Friday, November 15, 2013

Questions for Christians

a review by Edd Doerr

50 Simple Questions for Every Christian, by Guy P. Harrison. Prometheus Books, 2013, 352 pp, $18.

It is neither impertinent nor rude to raise questions. Journalist, world traveler and former teacher of history and science Guy Harrison does that very well indeed. This charming, eminently enjoyable book is a respectful compilation of questions about every aspect of traditional Christian belief. He makes the valid points that key religious beliefs simply do not stand up to critical or skeptical inquiry but are ingrained by tradition, culture and education, and praises the skeptical outlook for everyone with regard not only to religion but to advertizing, politics and everything else. His conclusion (on page 323) is worth quoting in toto --

"Many atheists and skeptics make the mistake of imagining that the future is not big enough for Christianity. But the future certainly can accommodate Christianity, at least it can if Christianity continues to evolve. No one should overlook the many Christians today who adhere to a Christianity that presents no problems for the world and does no harm to humans. I know many people who call themselves Christians, who apparently believe in Jesus, who probably pray, and who presumably hope they will go to heaven one day. But for all intents and purposes, that is the extent of it. They have no malice toward other kinds of believers or nonbelievers. They not only accept social and scientific progress, they want more of it. And they believe there is a future for humankind worth dreaming of and working toward. They see a better world on the horizon, not doomsday.

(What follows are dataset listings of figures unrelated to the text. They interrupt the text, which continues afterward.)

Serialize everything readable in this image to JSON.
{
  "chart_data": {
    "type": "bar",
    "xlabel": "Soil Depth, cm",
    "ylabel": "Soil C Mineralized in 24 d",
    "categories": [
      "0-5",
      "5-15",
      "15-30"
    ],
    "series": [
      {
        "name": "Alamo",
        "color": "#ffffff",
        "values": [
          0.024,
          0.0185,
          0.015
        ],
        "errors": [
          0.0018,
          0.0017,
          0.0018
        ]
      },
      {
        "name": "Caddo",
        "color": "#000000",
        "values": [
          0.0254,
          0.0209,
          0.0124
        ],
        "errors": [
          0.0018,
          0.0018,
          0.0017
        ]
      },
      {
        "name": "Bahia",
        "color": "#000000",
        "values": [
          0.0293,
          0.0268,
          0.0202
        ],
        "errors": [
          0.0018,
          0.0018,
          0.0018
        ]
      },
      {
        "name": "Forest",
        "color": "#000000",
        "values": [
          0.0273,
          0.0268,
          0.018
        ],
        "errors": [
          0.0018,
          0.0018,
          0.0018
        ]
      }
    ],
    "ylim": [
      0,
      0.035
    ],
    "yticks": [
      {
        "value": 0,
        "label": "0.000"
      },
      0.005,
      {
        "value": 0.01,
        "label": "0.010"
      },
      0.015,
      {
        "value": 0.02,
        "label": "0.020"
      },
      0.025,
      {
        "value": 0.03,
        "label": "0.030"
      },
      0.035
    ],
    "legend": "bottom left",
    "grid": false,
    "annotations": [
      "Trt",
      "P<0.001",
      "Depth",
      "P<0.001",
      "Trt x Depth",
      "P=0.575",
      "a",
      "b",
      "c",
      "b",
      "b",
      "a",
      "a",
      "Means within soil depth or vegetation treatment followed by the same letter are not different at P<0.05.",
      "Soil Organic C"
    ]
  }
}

I certainly have no problem sharing the planet with these Christians."

Harrison would probably join me in liking Christians like the eminent German Catholic theologian Hans Kung (I can't manage to get the umlaut over the "u"). Here is what Kung has to say in his great 1991 book  Global Responsibiity: In Search of a New World Ethic --

"Even believers would have to concede that a moral life is possible without religion. To what extent? 1. Biographically and psychologically there are sufficient reasons why enlightened contemporaries want to renounce religion which had deteriorated into obscurantism, superstition, stultification and 'opium' of the people. 2. Empirically it is indisputable that non-religious people in fact have a basic ethical orientation and lead a moral life even without religion, indeed that in history there have often been religious non-believers who pioneered a new sense of human worth and did more for adulthood, freedom of conscience, freedom of religion and other human rights than their religious allies. 3. Anthropologically,  it cannot be denied that many non-religious people in principle  have also developed and possess goals and priorities, values and norms, ideals and models, criteria for truth and falsehood. 4. Philosophically, there is no denying that men and women as rational beings have a real human autonomy which allows them to have a basic trust in reality even without a belief in God, and leads them to perceive their responsibility in the world: a responsibility for themselves and the  world.

"So it is beyond dispute that many secular people nowadays are pioneering a morality which takes its bearings from the human dignity of all men and women, and according to present understanding this human dignity includes reason and responsibility, freedom of conscience, freedom of religion and the other human rights which have become established over the course of a long history -- often enough
laboriously over against the established religions." He goes on to state that religious people and humanists must work together to build a better world for all, despite the opposition of suppressive "fanatical believers".

Harrison, Kung and I seem to be on the same page.